Rich Salz and Tim Hudson, members of OpenSSL’s development team, described in a talk at RSA Conference this week some of the challenges the group had to deal with before the bug, and the strides the team has made in the nearly two years since.
“It will happen again,” Hudson said, “There are Heartbleeds out there waiting to happen, but by hanging our dirty laundry out, we’re hoping people can learn.”
Hudson said perhaps the best thing that’s happened to OpenSSL in the last two years is that it has a formal decision making process now which the group applies when deciding to remove old crypto from the code, or dropping support for export-grade crypto ciphers. Admitting that the while the group doesn’t agree on everything all the time, he says the group can reach a decision in a defined time period, something it couldn’t do before.
In the months after Heartbleed, largely thanks to Core Infrastructure Initiative funding, OpenSSL went through a lot of changes, chief among them its growth from a two member skeleton crew to 15 members.
But it wasn’t until after Heartbleed that the group had its first face-to-face meeting. The group was able to draft major policies, release strategies, and enact a security policy. For the first time the group had an opportunity to outline severity levels, define exactly how worrisome a vulnerability is, and how to notify the public.

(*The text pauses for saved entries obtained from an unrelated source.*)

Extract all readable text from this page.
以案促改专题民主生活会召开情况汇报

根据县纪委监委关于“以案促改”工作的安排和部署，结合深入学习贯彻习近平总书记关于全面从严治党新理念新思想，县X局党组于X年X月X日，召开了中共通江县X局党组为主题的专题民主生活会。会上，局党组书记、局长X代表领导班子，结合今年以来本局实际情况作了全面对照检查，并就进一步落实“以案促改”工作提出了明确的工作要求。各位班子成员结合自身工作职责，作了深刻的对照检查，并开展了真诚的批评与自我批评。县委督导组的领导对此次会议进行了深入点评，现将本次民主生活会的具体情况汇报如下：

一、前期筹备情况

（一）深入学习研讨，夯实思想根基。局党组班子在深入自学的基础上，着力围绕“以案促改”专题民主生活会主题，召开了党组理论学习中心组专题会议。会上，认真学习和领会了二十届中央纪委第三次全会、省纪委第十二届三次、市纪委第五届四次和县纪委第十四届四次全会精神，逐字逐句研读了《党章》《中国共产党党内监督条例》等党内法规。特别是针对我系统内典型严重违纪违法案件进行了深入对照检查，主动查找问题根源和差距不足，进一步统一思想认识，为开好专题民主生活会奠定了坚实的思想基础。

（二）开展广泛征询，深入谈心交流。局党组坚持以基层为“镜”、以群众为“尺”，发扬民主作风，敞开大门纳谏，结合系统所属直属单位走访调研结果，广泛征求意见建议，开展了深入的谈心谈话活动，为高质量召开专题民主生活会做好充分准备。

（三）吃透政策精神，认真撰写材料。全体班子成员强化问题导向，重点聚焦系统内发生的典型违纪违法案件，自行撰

“If there’s a Heartbleed 2.0, it’ll be marked critical,”Salz said.
Before the meeting, it would’ve been difficult to qualify a vulnerability like DROWN, the bug disclosed earlier this week that exposes 33 percent of HTTPS connections to attack. Now when a vulnerability comes to light, there’s a prescribed set of protocols to follow.
Also, before Heartbleed there was a real concern around crypto export controls and even meeting in the U.S. for fear of arrest, something that impeded their work as well.
“We were ultra cautious,” Salz said, adding that sometimes developers worked with a “don’t touch anything because you might break it and if you do we don’t have a lot of time to fix it” mentality.
While the group has benefited from the CII’s funding, the mainstream press’ reaction to Heartbleed, something Hudson jokingly referred to as the “Kardashian effect,” didn’t hurt either.
With every researcher out there trying to find the next Heartbleed, the amount of testing being done is astronomically higher than before the bug, Hudson said. Mandatory team member code reviews, coupled with updated analysis tools, and having project team members in different time zones, so issues often get a fresh set of eyes on it, has helped as well.
Documenting changes through Github has helped the group maintain transparency and efficiency, Salz said, citing an instance in January when researcher filed a crash bug and OpenSSL fixed it in 15 minutes.
I filed a crash bug to #OpenSSL, got a fix and verified it – within 15 minutes! The fix: https://t.co/dOyLgTZJC3
— daniel:// stenberg:// (@bagder) January 14, 2016
While it wasn’t fun for the coding team and other members who essentially had to ‘re-key’ the internet, the positives really outweighed the negatives, according to Hudson; Heartbleed gave the group a renewed focus.
There’s still work to do however, especially when it comes to bug tracking, Salz said. Fixing a bug in 15 minutes is not the norm.
“We’ve gotten better, but not good enough, there’s too many bugs, old ones,” he said, ” We’ll never get to zero, but we’re seeing more sharing and contributing.”
“Every time you have humans building something, there will be mistakes,” Hudson added.